Cuando Soum Rithy salió de la sala de audiencias del Tribunal Internacional de los Jemeres Rojos el pasado 7 de agosto, abrazó a su compañero y rompió a llorar. Acababa de escuchar la condena a cadena perpetua impuesta a Nuon Chea y Khieu Samphan, los dos últimos líderes vivos del régimen comunista que asesinó al menos a 1,7 millones de camboyanos entre 1975 y 1979, entre ellos su padre y tres de sus hermanos. El mismo Soum Rithy fue sometido a torturas y vejaciones durante dos años acusado de ser un antiguo soldado. “Necesitamos justicia para poder tener paz en este país”, aseguró el camboyano a la puerta del Tribunal.

La frase parece necesaria hoy en día. Durante el último año, la tensión política ha aumentado rápidamente en Camboya y muchos temen un conflicto abierto en las calles. Desde las elecciones de julio de 2013, los escaños del Parlamento correspondientes al partido opositor CNRP  han estado vacíos, al mismo tiempo que las calles se han llenado en numerosas ocasiones para denunciar las supuestas irregularidades en los comicios. Los diputados inconformes llegaron a un acuerdo con el Gobierno y han ocupado sus asientos hace escasos días, pero una Camboya aletargada que pide un sistema más democrático ha empezado a despertar.
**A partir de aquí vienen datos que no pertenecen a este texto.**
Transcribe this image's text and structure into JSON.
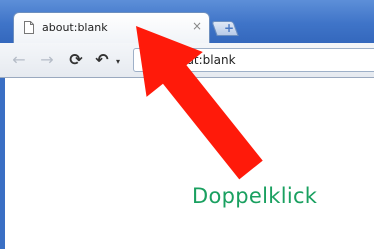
{
  "browser": {
    "tab": {
      "title": "about:blank",
      "close_glyph": "×",
      "icon": "page-icon"
    },
    "newtab_glyph": "+",
    "toolbar": {
      "back_glyph": "←",
      "forward_glyph": "→",
      "reload_glyph": "⟳",
      "undo_glyph": "↶",
      "undo_caret": "▾"
    },
    "omnibox": {
      "value": "about:blank"
    }
  },
  "annotation": {
    "caption": "Doppelklick",
    "caption_color": "#1aa060",
    "arrow_color": "#ff1a0a"
  }
}
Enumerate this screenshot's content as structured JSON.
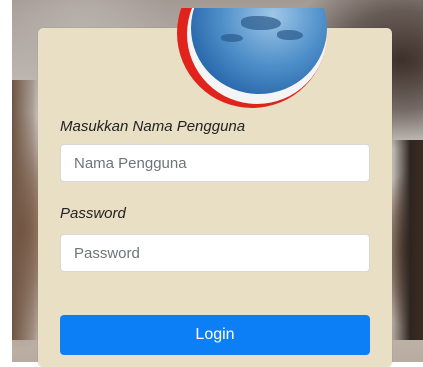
{
  "login_form": {
    "username_label": "Masukkan Nama Pengguna",
    "username_placeholder": "Nama Pengguna",
    "username_value": "",
    "password_label": "Password",
    "password_placeholder": "Password",
    "password_value": "",
    "login_label": "Login"
  },
  "logo": {
    "icon": "globe-emblem-icon"
  },
  "colors": {
    "card_background": "#e8dfc5",
    "button": "#0d7ff6",
    "button_text": "#ffffff",
    "logo_ring": "#e0241c"
  }
}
Durante estos meses de protestas, mayoritariamente pacíficas, al menos seis personas han sido asesinadas por la policía y varias docenas han sido arrestadas. Al malestar político, se han unido además otras heridas abiertas, principalmente el descontento de los trabajadores del textil por sus bajos salarios y de los miles de expropiados que han perdido sus casas en beneficio de empresas con el beneplácito del Gobierno. En el trasfondo queda además la cicatriz más profunda de todas, la del genocidio que asesinó a aproximadamente el 25% de sus 7 millones de habitantes (de forma proporcional, el mayor genocidio del siglo XX) en los 70.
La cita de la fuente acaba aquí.